Before you know it, you're spending all your spare time tweaking your spam filtering settings, and it's still not enough. You thought it would be so easy -- just a Perl one-liner used to block 99% of your spam, with 0 false positives! But things are changing too fast now. At some point, you get the genius idea to make it open source. Hundreds of like-minded people flock to it, desparate. Every day, your spamfilter downloads a new copy of the rules database, a collection of Perl one-liners used to catch spam. But you're getting hundreds of spams a day now, which means as soon as the spammers switch tactics, you could have a thousand spams in your inbox before you get the daily database update -- and that's assuming the daily update has a rule that blocks these.
Basically, you've created Spam Assassin. Works like an anti-virus program. It also means that someone has to get hit with a new virus (type of spam) before the filter can block it, but even when it's at its best, it's still nowhere near good enough.
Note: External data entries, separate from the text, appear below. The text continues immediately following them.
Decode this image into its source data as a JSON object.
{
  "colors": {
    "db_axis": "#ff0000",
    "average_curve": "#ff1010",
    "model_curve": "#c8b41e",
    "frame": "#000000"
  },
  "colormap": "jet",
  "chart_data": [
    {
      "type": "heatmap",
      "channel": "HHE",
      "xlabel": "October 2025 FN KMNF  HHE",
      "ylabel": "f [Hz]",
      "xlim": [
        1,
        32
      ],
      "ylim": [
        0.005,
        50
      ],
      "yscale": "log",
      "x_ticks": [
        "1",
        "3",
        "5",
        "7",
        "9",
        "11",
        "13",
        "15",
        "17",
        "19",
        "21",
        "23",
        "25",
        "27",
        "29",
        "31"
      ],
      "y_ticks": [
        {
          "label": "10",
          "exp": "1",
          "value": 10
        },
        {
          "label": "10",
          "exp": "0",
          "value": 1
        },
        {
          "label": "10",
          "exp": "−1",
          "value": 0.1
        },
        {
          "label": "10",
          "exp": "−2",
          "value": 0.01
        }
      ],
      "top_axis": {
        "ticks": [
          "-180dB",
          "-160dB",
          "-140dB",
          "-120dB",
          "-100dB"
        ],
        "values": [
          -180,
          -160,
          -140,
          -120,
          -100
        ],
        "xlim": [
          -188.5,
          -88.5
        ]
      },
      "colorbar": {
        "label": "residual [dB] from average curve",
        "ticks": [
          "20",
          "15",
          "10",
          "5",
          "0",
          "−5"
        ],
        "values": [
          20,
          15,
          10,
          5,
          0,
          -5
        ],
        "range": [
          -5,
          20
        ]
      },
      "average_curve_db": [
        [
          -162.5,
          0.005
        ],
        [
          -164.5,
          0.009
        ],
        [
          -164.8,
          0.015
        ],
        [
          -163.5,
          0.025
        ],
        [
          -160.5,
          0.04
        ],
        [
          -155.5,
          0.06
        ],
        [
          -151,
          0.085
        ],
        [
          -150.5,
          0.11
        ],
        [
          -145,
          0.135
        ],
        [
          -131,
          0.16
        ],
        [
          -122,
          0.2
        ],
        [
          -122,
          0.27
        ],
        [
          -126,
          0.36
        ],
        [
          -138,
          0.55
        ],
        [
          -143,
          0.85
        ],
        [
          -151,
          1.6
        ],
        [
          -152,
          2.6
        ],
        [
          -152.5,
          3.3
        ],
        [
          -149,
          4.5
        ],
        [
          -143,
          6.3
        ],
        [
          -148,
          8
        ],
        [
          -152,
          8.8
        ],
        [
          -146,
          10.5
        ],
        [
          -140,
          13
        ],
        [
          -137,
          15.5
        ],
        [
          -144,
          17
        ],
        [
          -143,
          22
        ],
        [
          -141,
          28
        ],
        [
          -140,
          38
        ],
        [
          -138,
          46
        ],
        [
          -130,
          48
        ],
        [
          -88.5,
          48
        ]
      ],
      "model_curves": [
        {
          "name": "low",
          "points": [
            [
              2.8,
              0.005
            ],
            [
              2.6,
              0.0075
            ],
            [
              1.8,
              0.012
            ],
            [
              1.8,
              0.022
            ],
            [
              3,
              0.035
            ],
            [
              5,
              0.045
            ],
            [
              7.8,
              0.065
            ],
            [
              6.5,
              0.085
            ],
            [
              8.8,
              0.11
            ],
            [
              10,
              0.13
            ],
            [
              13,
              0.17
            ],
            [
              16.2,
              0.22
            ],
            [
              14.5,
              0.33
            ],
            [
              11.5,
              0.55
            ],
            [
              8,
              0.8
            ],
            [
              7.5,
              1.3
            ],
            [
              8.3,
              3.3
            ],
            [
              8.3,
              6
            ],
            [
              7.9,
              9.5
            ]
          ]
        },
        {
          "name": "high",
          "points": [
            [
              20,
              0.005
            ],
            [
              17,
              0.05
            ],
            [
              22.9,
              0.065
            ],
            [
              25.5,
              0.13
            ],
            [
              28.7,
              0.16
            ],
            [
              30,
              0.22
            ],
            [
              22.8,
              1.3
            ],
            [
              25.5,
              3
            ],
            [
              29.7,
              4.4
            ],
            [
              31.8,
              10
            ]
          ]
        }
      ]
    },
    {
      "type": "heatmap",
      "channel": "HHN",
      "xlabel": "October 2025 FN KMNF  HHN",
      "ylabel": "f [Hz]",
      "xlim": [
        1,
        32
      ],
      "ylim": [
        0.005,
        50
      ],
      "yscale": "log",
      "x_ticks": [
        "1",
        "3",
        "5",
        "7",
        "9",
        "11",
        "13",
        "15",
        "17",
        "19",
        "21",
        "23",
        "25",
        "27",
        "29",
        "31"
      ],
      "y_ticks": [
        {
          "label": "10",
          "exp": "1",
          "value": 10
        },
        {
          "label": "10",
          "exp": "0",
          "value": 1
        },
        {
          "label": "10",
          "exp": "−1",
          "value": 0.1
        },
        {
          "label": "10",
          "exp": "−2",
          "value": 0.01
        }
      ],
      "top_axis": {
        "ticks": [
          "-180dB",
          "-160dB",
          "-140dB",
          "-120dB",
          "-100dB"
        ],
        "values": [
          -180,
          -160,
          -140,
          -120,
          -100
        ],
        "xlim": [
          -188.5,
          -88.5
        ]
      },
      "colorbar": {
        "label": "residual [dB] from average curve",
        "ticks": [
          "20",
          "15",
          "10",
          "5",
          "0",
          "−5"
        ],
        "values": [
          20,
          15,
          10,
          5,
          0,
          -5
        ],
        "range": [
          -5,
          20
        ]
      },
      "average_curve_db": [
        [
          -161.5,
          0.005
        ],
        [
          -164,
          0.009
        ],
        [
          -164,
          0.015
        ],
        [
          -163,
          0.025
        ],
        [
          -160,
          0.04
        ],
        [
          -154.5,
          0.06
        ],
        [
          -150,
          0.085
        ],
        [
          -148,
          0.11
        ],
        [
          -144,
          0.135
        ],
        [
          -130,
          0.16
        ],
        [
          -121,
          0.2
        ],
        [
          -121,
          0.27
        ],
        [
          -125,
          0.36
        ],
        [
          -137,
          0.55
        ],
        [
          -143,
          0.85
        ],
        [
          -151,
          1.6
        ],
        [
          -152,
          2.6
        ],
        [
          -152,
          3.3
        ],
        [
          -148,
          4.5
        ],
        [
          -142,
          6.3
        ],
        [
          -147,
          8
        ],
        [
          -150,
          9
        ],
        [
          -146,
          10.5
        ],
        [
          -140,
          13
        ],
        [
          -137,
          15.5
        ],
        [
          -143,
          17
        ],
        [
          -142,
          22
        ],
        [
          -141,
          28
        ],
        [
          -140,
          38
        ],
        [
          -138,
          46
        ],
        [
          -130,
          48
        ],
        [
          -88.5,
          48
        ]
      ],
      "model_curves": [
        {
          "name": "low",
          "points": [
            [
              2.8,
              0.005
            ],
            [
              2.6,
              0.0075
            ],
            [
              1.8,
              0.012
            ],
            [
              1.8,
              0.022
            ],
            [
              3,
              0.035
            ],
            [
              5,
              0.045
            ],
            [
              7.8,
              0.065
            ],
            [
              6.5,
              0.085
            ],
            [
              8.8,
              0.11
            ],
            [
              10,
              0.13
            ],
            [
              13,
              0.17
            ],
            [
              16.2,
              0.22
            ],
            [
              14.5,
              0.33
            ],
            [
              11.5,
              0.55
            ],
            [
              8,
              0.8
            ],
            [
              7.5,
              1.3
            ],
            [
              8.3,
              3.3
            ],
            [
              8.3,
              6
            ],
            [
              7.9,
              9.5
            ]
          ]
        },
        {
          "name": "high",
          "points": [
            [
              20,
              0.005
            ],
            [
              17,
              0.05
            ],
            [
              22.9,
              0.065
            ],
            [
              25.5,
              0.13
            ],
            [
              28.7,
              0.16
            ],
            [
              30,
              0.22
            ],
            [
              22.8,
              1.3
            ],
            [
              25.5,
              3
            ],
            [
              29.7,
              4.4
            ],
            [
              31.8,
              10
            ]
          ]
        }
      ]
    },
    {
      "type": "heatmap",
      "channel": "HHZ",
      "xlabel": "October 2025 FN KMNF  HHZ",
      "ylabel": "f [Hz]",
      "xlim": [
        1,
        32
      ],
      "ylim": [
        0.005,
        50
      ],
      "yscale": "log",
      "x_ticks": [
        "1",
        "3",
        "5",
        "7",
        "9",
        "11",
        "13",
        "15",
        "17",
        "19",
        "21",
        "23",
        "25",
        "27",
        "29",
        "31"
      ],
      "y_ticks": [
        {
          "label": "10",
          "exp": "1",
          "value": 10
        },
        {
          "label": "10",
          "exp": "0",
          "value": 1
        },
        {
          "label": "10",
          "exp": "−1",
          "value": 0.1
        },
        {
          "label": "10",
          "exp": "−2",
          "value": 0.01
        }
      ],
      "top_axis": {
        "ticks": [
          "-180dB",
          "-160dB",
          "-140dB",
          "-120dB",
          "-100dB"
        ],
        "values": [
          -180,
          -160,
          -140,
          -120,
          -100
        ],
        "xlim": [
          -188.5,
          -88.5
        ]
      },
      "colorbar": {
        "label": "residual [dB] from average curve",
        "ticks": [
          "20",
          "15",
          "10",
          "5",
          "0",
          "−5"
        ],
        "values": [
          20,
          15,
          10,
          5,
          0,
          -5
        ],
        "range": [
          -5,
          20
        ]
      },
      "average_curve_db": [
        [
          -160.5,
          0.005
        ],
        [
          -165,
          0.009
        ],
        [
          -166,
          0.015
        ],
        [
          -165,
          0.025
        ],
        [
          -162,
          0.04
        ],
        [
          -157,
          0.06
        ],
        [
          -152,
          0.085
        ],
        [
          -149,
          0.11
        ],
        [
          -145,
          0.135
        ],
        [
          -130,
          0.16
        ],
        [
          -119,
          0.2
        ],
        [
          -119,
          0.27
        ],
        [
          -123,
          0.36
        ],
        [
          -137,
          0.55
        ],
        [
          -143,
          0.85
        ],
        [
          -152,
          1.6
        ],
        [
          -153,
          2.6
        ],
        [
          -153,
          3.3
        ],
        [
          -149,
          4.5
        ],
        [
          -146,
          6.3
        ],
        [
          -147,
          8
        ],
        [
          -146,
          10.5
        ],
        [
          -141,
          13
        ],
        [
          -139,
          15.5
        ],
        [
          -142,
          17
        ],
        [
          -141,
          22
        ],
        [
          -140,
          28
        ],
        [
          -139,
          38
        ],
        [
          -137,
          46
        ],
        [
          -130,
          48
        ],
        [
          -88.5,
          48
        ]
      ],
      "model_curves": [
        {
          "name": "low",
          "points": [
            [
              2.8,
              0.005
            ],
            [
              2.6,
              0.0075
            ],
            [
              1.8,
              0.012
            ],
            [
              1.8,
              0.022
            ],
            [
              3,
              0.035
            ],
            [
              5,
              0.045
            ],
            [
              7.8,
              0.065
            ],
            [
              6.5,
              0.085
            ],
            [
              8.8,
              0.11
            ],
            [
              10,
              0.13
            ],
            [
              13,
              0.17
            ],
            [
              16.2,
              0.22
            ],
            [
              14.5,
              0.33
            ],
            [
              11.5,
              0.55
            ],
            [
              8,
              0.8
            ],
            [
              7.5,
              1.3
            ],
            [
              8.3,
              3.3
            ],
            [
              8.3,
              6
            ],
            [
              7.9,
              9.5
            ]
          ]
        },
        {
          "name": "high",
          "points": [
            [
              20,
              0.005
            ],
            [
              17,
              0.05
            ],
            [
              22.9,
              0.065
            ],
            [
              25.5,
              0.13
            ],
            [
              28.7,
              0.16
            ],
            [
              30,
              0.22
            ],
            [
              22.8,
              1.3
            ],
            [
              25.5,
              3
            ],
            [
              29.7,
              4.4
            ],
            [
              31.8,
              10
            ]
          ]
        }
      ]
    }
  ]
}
Remember, 95% accuracy on 500 spams a day means you still get 25 spams in your inbox.
This is why its best to automate this kind of thing. Use a statistical filter such as dspam, bogofilter, or crm114. They are actually more accurate, when trained by humans, than a hand-coded filter.
So yes, you do need humans to train your web filter, but you also need your humans to continue to train and retrain a statistical filter. You can't just pick an arbitrary five websites and either assume that's all there is, or remove everything like those five, because that just starts the exact same arms race I've just described.
Don't thank God, thank a doctor!
So in other words, it'll be called Aragorn when it becomes master?
Windows has detected an undetectable error.
Google could cut their spam to 1/4 if they stop accepting websites whose domains are less then 7 days old (Will render domain kiting useless)
I would pay to use a search engine that removed all "blogs" and shopping sites from the results.
This addresses a particular kind of spam page that is promoted in a particular way.
But it does nothing to address the vast majority of the pages that contaminate search engine results. I'm referring to automatically generated pages that look like good pages and hence rank well in search engines, but really have little except links and perhaps some public domain info. E.g., there could be one each for every resort hotel in Mexico. The search engine result turns up a summary that makes it look like there are "reviews" there. But either the reviews section is empty, or else they reproduce something that's available on dozens of other sites as well. In one case, apparently, a single such site had 4 billion "different" pages. I'm not making that number up.
More sophisticated kinds of link-network analysis will be needed before those bite the dust.
To err is human. To forgive is good system design.
non-content analaysis? isn't that patented by slashdot readers?